Sackett agreed, saying, “I think the technology allowed for students to work more collaboratively with each other on many assignments and tasks, and it allowed for smaller, more intimate discussion groups. As a result, they spent more time developing their problem-solving skills with others as a team, rather than working independently.”
As with any endeavor, the classrooms are a work-in-progress. Student and instructor feedback after the first semester called attention to many positives as well as chances to improve functionality and comfort. Casey Arends, a UST MBA student who had classes in two of the remodeled rooms, said that, for him, technology remains secondary to a professor who actively engages students and provides opportunities for them to share their experiences and learn from each other. However, he added that he “enjoyed the small-group tables because I really got to know the people I was sitting with much better than I would in a traditional classroom. In terms of the technology, I thought the ability of students to display their desktops was helpful and made group work much easier.”

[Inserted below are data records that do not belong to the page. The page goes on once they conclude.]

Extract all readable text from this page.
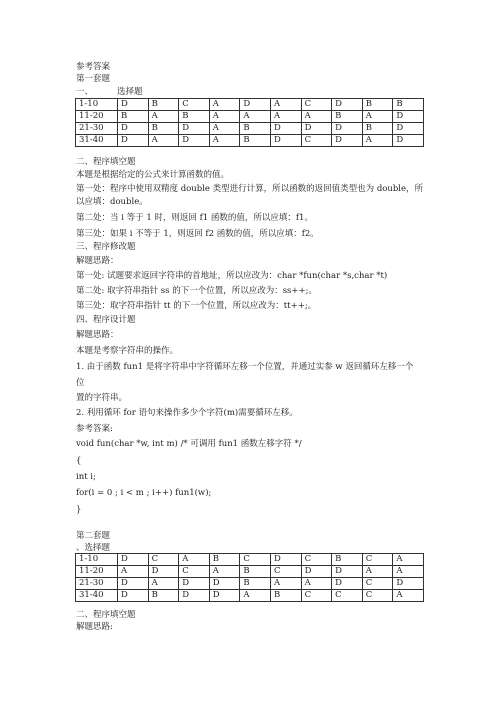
参考答案
第一套题
一、	选择题
1-10	D	B	C	A	D	A	C	D	B	B
11-20	B	A	B	A	A	A	A	B	A	D
21-30	D	B	D	A	B	D	D	D	B	D
31-40	D	A	D	A	B	D	C	D	A	D
二、程序填空题
本题是根据给定的公式来计算函数的值。
第一处：程序中使用双精度 double 类型进行计算，所以函数的返回值类型也为 double，所
以应填：double。
第二处：当 i 等于 1 时，则返回 f1 函数的值，所以应填：f1。
第三处：如果 i 不等于 1，则返回 f2 函数的值，所以应填：f2。
三、程序修改题
解题思路：
第一处: 试题要求返回字符串的首地址，所以应改为：char *fun(char *s,char *t)
第二处: 取字符串指针 ss 的下一个位置，所以应改为：ss++;。
第三处：取字符串指针 tt 的下一个位置，所以应改为：tt++;。
四、程序设计题
解题思路：
本题是考察字符串的操作。
1. 由于函数 fun1 是将字符串中字符循环左移一个位置，并通过实参 w 返回循环左移一个
位
置的字符串。
2. 利用循环 for 语句来操作多少个字符(m)需要循环左移。
参考答案:
void fun(char *w, int m) /* 可调用 fun1 函数左移字符 */
{
int i;
for(i = 0 ; i < m ; i++) fun1(w);
}
第二套题
、选择题
1-10	D	C	A	B	C	D	C	B	C	A
11-20	A	D	C	A	B	C	D	D	A	A
21-30	D	A	D	D	B	A	A	D	C	D
31-40	D	B	D	D	A	B	C	C	C	A
二、程序填空题
解题思路:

The process of bringing the future to the classroom is an iterative one. Issues in the rooms with media:scape and wireless presentation technology already have been addressed and further refinements to furniture and ways to use the spaces are planned. “The expectation is that we will refine what’s in these rooms as technology evolves and assess their effectiveness and impact as we go,” Burke said. “We want to provide the optimal experience for both our students and instructors.”